En esta noticia

Costó 11 mil millones de dólares, tardó 16 años en construirse y prometía transformar la movilidad de Nueva York. Pero en la actualidad, la Grand Central Madison opera con una fracción de los pasajeros que se esperaban.

Costó 11,000 millones de dólares y tardó 16 años en abrirse: la historia del Grand Central Madison.Autoridad Metropolitana del Transporte (MTA)

Una obra récord bajo tierra

La Grand Central Madison fue construida como parte del proyecto East Side Access, una de las obras públicas más ambiciosas en la historia de Estados Unidos.

Ubicada debajo de la icónica Grand Central Terminal, ocupa 32 mil metros cuadrados y se extiende por 14 niveles subterráneos, algunos a más de 55 metros de profundidad, el equivalente a 15 pisos bajo tierra.

El proyecto incluyó la excavación de túneles de 13 kilómetros bajo el East River, escaleras mecánicas de 60 metros y ascensores de alta velocidad.

El costo total fue de 11,100 millones de dólares, lo que la convierte, según el New York Times y la Administración Federal de Tránsito, en la estación de tren más cara del mundo.

16 años de retrasos y un presupuesto que se triplicó

Las obras comenzaron en 2006 con una fecha de entrega prevista para 2013. No abrió hasta enero de 2023.

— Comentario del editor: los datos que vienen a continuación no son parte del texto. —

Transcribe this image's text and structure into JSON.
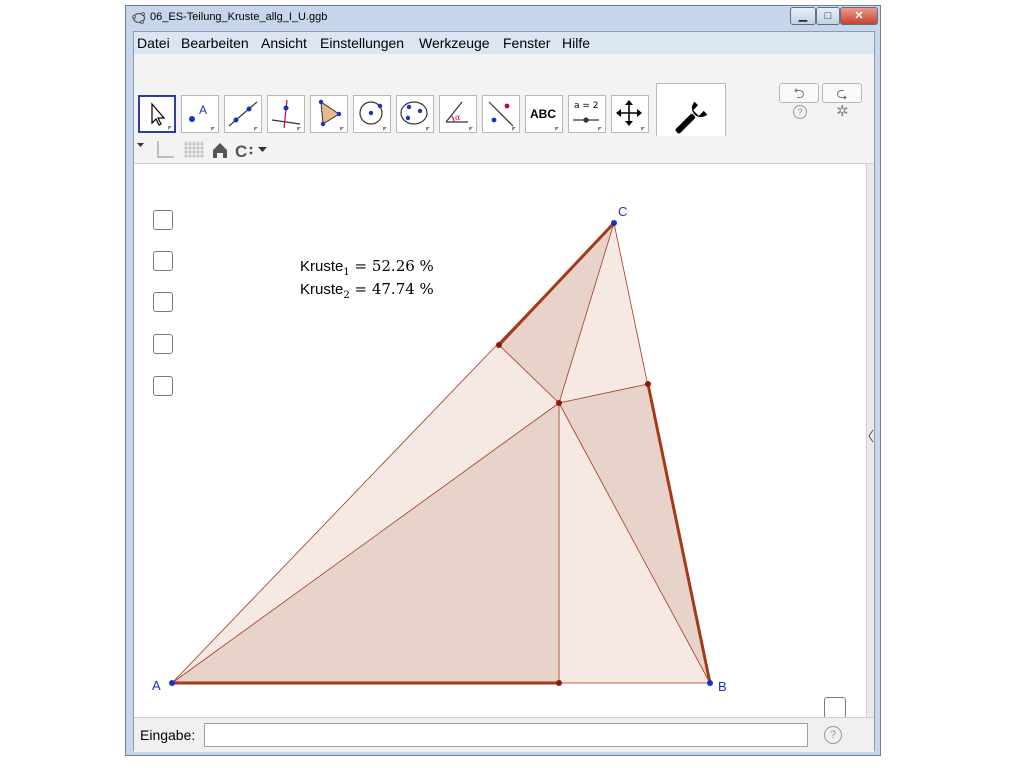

La estación se extiende por 14 niveles subterráneos, el equivalente a 15 pisos bajo tierra.Autoridad Metropolitana del Transporte (MTA)

En el camino se acumularon retrasos, cambios de ingeniería y disputas legales con contratistas. También influyeron la supertormenta Sandy y la pandemia de COVID-19.

Documentos del gobierno estatal y reportajes de The City y Bloomberg revelaron problemas de gestión, ineficiencias contractuales y duplicidad de cargos que inflaron el presupuesto original en más de 200%.

Monumental en diseño, escasa en pasajeros

La Metropolitan Transportation Authority (MTA) estimaba que la estación recibiría hasta 160 mil pasajeros diarios provenientes del Long Island Rail Road. Los números reales, según datos de la MTA actualizados en 2024, rondan entre 30 y 40 mil usuarios por día.

Las imágenes captadas por medios como CNN, NY Daily News y el portal Curbed muestran plataformas modernas con señalización digital e iluminación LED, pero casi vacías en horarios pico.

Expertos en movilidad urbana identifican varios factores:

  • el teletrabajo redujo los desplazamientos diarios desde Long Island
  • muchos pasajeros prefieren Penn Station por su conectividad
  • la Grand Central Madison no cuenta con tiendas, cafés ni servicios que incentiven la circulación.

La MTA estimaba que el proyecto generaría hasta 4 mil millones de dólares anuales en ganancias indirectas para la economía de Nueva York. Hasta ahora, según Bloomberg y la propia MTA, esos efectos han sido modestos.